Though they never made a total commitment to it, there were times Monday in which Le’Veon Bell was producing well enough that the Steelers began to lean heavily on him. He had 182 yards from scrimmage. Antonio Brown had a Brown-type stat line of eight catches, 101 yards and a touchdown – and although the seven targeted passes that he did not catch is less-than-ideal, Brown deserves props for playing through a bum toe and also for holding on to his TD catch despite being hit hard by George Iloka. Though they made sporadic plays, the remainder of the receivers corps, though, was no better than mediocre.
Offensive line: B-
Though it was better as the game went on, Roethlisberger faced more pressure than usual. He was only sacked once but hit four times. Bell usually had lanes to run through. Against what is one of the better defensive lines and front sevens in football, it wasn’t an overall poor effort.
Defensive line: C+
Cameron Heyward’s run of superhero efforts came to an end, but he still managed a tackle for loss and a pass batted down.
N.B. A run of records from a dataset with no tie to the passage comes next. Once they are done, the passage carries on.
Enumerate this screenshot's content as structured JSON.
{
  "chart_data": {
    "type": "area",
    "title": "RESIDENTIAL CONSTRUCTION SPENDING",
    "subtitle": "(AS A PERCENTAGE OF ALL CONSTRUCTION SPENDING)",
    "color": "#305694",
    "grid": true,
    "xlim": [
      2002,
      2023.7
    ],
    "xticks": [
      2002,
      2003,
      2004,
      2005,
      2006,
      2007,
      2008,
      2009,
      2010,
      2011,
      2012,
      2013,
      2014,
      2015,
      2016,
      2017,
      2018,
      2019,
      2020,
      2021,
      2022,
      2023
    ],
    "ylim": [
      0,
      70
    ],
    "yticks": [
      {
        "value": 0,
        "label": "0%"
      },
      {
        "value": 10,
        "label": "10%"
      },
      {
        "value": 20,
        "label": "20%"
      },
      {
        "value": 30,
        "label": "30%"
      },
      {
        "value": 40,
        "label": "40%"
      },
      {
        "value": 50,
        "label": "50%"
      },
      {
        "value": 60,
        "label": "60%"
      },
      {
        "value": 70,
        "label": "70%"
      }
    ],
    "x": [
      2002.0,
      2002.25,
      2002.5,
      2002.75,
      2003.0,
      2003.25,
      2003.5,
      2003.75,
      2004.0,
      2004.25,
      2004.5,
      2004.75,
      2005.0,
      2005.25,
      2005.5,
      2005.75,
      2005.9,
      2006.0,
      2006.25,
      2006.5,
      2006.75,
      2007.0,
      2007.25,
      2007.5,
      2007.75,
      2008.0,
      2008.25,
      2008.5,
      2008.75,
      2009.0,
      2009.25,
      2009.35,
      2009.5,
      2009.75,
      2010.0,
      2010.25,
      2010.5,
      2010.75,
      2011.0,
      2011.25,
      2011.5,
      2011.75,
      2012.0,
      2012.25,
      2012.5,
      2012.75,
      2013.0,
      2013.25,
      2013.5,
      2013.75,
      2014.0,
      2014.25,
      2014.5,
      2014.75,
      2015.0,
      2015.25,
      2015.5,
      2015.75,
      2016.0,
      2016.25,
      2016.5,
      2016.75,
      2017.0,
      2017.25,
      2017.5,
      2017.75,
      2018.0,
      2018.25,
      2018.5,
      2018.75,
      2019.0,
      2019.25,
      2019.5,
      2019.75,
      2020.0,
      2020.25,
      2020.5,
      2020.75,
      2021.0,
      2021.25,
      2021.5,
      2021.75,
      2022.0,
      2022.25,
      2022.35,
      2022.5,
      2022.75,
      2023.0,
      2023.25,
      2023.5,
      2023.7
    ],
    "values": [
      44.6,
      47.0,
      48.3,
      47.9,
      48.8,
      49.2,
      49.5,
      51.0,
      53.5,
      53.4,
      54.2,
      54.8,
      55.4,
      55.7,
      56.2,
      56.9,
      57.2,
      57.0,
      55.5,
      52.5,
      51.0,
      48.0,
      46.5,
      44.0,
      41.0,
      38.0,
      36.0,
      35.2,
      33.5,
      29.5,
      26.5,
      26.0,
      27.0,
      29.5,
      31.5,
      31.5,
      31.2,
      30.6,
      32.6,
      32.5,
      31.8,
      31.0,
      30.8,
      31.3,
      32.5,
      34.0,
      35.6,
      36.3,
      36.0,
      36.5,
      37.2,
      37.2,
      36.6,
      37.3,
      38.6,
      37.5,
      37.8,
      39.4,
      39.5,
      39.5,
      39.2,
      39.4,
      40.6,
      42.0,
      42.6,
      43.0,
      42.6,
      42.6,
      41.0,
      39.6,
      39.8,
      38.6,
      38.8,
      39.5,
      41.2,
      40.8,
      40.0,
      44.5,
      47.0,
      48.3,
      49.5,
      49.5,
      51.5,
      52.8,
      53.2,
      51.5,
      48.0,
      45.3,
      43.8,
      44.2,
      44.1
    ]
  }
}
Splash plays were lacking from Stephon Tuitt and Javon Hargrave. The Bengals averaging 5.9 yards per rush also is “below the line” – but on whole the line gets credit for the defense’s second-half successes, too.
Another sack for Vince Williams – and Bud Dupree finally finished after too many near-misses at getting Andy Dalton. L.J. Fort, well, held down the fort as the third-string at left inside linebacker. Williams had nine tackles and got to Dalton twice. Arthur Moats and Anthony Chickillo were subbed in liberally on the outside.
While the first half was something of an abomination of long Cincinnati third-down conversions and A.J. Green catches, the Steelers defensive backs were much better after halftime. In the second half, Dalton was 5 for 13 for 61 yards. Cameron Sutton – making his NFL debut – was an upgrade over Coty Sensabaugh (although it could have been a different story had a long Green touchdown not been called back because of a Bengals holding penalty). Robert Golden was good enough in place of Robert Golden, and Artie Burns and Sean Davis had nice bounce-back games.
Special teams: B
Martavis Bryant’s long kickoff-return touchdown was called back by one of the two holding penalties J.J. Wilcox drew in six special-teams snaps. Two of the three kickoffs Chris Boswell tried to blow out of the end zone were indeed touchbacks; he also had a perfectly executed pooch kick when kicking off from the 50. Three of Jordan Berry’s four punts were well-executed, too. And, best of all of course, was Boswell going 3-for-3 with another walk-off field goal.
Mike Tomlin deserves credit for his team keeping focus through the Ryan Shazier injury situation – particularly with it coinciding with falling behind big early. The Steelers easily could have packed it in and no one would have blamed them. But they didn’t. There’s a whole big-picture discussion to be had about how these Steelers-Bengals games keep devolving into bloothbaths and if the head coaches should be culpable for that, but it’s for another day. The decision to throw Sutton into the proverbial fire proved wise, and there was some creative offensive playcalling (Roethlisberger on the read option!?) that was beneficial. The minus? Yet another ill-advised challenge flag.
Coming back from down 17 on the road in the most hostile of hostile environments, all while dealing with the knowledge that a teammate is in the hospital? How can that not earn a passing grade? At some point, the Steelers are going to have to put together a full, complete game. But seven consecutive wins is seven consecutive wins.